Hauser & Wirth
June 23 – September 23, 2018
Mary Heilmann loves color, shapes, abstract forms and ocean waves. The exhibition, Memory Remix, is a voyage through twenty years of her work, showcasing paintings and ceramics, as well as her wonderful, brightly colored cube chairs. Heilmann was born in 1940, studied literature at the University of California Santa Barbara (BA 1962) and received a Master’s in ceramics from UC Berkeley in 1967.
Although she moved to New York in 1968 and has continued to live there, her West Coast experiences continue to inform her work— specifically the patterns and trajectories of ocean waves and their undulations. Within her works are the rhythms of music and waves, as well as the colors of California skies at sunset and sunrise with pink and orange hues, the green hills, and the blues and whites of ocean waves.
Though her paintings are, for the most part, abstract and non-objective, it is possible to imagine how they relate to actual lived experiences and observations. This is evident in a painting such as Waves and Particles (1989) an irregular shaped canvas in which wide horizontal bands painted both blue and white are bisected by straight lines based on an imagined trajectory. When viewing this work, it is possible to imagine the flow of particles or waves.
Using this painting as a cue, it is also conceivable to imagine these ebbs and flows in later works, including Pro Tools Remix (2014) and Pink Ocean (2013). Heilmann’s paintings have internal rhythms that perform silent symphonies. Some are even titled after music— Blood on the Tracks (2005), Bob Dylan‘s 1975 album, for example, and Lionel Hampton (2002). In the latter, the composition is divided in two along the diagonal.
The left side of the painting changes from a field that is yellow at the bottom and green at the top, transitioning from one color to the next as a painted gradient. This background also contains darker green and yellow-toned rectangles as well as pink red, blue, orange, yellow and green circles. These colors are repeated along the right side of the painting as a series of horizontal bands that decrease in size from bottom to top. It is easy to imagine the percussive sounds of jazz when viewing this loose but complexly structured painting.
What is most striking, however, about Heilmann’s exhibition is the physical installation and the way the paintings and chairs occupy the space of the gallery, leading viewers on a journey through color relationships. The works are arranged more visually than chronologically. For example, one wall with predominantly red and black geometric paintings from the 1980s is presented in opposition, creating a dialogue with a suite of paintings in a mélange of colors and intersecting shapes.
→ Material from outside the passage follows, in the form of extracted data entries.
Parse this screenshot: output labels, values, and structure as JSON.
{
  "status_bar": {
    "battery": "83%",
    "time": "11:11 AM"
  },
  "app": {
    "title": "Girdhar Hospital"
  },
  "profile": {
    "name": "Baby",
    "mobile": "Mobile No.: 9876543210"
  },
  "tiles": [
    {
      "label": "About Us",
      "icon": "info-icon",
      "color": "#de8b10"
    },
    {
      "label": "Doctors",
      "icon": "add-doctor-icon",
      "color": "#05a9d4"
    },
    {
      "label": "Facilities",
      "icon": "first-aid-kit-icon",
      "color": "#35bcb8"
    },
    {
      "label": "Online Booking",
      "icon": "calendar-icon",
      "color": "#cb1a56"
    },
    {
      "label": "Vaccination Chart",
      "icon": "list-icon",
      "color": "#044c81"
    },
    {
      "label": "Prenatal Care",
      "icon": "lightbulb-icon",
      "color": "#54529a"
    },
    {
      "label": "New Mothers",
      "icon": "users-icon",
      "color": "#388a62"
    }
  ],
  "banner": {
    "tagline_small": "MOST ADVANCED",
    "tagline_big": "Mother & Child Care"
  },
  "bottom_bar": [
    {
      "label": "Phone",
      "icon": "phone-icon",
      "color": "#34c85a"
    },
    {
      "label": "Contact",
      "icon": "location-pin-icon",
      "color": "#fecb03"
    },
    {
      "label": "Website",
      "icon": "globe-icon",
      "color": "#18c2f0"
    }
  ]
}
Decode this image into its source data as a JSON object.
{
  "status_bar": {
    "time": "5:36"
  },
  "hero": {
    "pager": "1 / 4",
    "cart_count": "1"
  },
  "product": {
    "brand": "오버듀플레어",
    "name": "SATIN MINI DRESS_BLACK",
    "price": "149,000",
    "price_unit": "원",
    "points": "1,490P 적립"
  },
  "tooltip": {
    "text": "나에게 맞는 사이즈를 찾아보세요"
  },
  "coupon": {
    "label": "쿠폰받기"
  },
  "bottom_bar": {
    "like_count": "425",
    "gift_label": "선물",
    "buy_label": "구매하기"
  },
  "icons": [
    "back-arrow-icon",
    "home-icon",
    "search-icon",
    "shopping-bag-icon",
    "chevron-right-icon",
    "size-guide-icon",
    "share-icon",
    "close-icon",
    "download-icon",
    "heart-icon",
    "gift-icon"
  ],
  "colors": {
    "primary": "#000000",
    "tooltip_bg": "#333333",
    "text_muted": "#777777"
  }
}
Neo Noir (1998), Overcast (2015) and Driving at Night (2016) hang in close proximity to each other, and are the most referential works in Memory Remix. Both Overcast and Driving at Night allude to the distant vanishing points on receding highways, while Neo Noir resembles an urban landscape at night in which a building facade is colorfully lit from within.
Scattered throughout the large gallery rooms are Heilmann’s iconic chairs on casters— at once sculptures and functional furniture. Viewers are welcome to sit in these colorful and playful yet utilitarian objects, and roll from painting to painting to comfortably contemplate the works.
To fully grasp the impact of her work, it is necessary, however, to spend time with each painting and think about its title, the shape of the canvas and the interrelationships between form and color. Heilmann has remarked that her paintings all have back stories, and it is interesting to wonder what the motivating factors are in a painting like the predominantly pink Spider’s Stratagem (1995) or the dripping red over a black-and-white checkerboard ground in Prom (2011).
Heilmann combines minimalist geometry with painterly abstraction using a palette of expressive and expansive colors. She is well known for paintings infused with spontaneity and gesture that push at the boundaries of painting, both conceptually and physically. Her work is both conventional and radical, thoughtful and thought provoking, and delightful to behold. It is a joy to experience her magnificent work after a two-decade absence from Los Angeles.